35.3.4 When to Use CuTe DSL

Best for: - Production kernels requiring near-CUTLASS performance - Complex memory layouts (interleaved, swizzled) - Hopper-specific features (TMA, warpgroup MMA) - Teams comfortable with tile abstraction concepts

Not ideal for: - Quick prototyping (CuTile or Triton faster to write) - Simple kernels (overhead not justified)

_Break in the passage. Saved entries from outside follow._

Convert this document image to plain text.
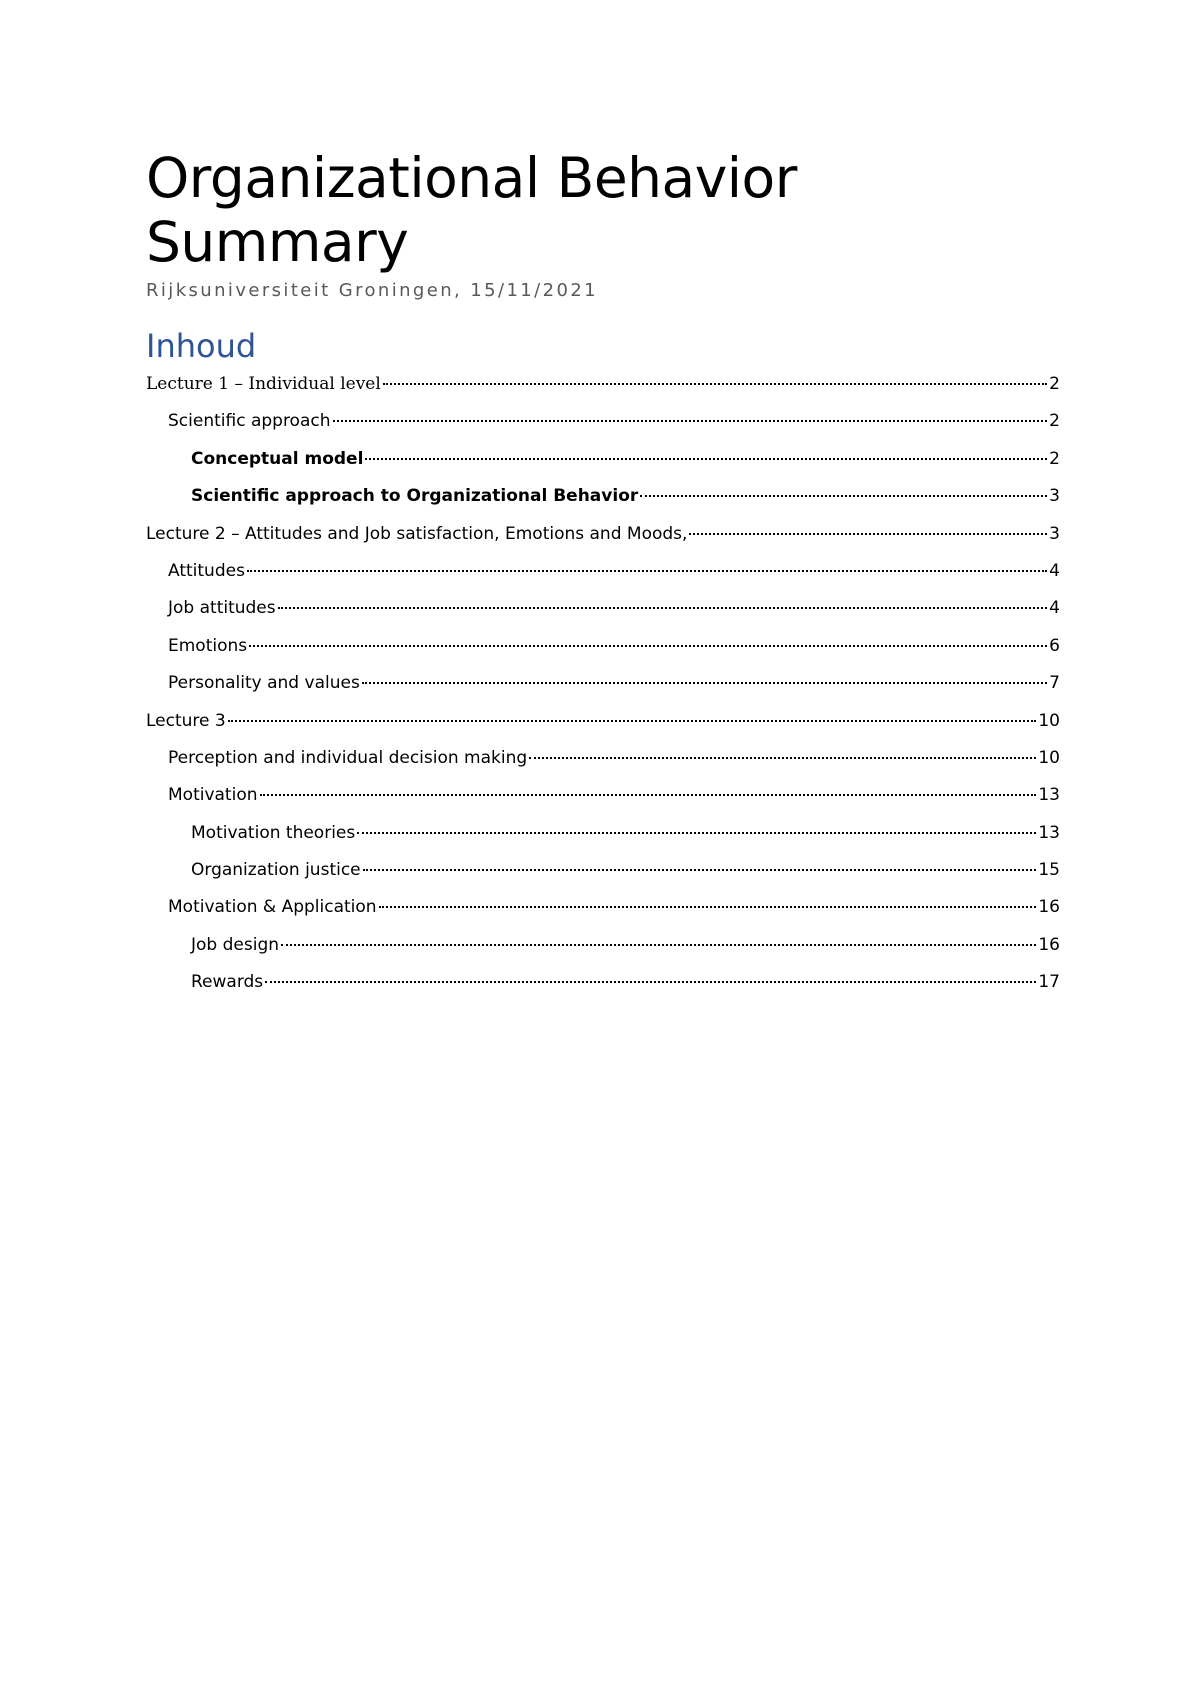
Organizational Behavior Summary

Rijksuniversiteit Groningen, 15/11/2021

Inhoud
Lecture 1 – Individual level	2
Scientific approach	2
Conceptual model	2
Scientific approach to Organizational Behavior	3
Lecture 2 – Attitudes and Job satisfaction, Emotions and Moods,	3
Attitudes	4
Job attitudes	4
Emotions	6
Personality and values	7
Lecture 3	10
Perception and individual decision making	10
Motivation	13
Motivation theories	13
Organization justice	15
Motivation & Application	16
Job design	16
Rewards	17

35.4 ThunderKittens: Warp-Centric C++

ThunderKittens (Stanford/HazyResearch) takes a different approach: explicit warp-level programming with ergonomic C++ templates.

35.4.1 Philosophy

Traditional CUDA:  Thread-centric (what does each thread do?)
Triton/CuTile:     Tile-centric (what does each tile do?)
ThunderKittens:    Warp-centric (what does each warp do?)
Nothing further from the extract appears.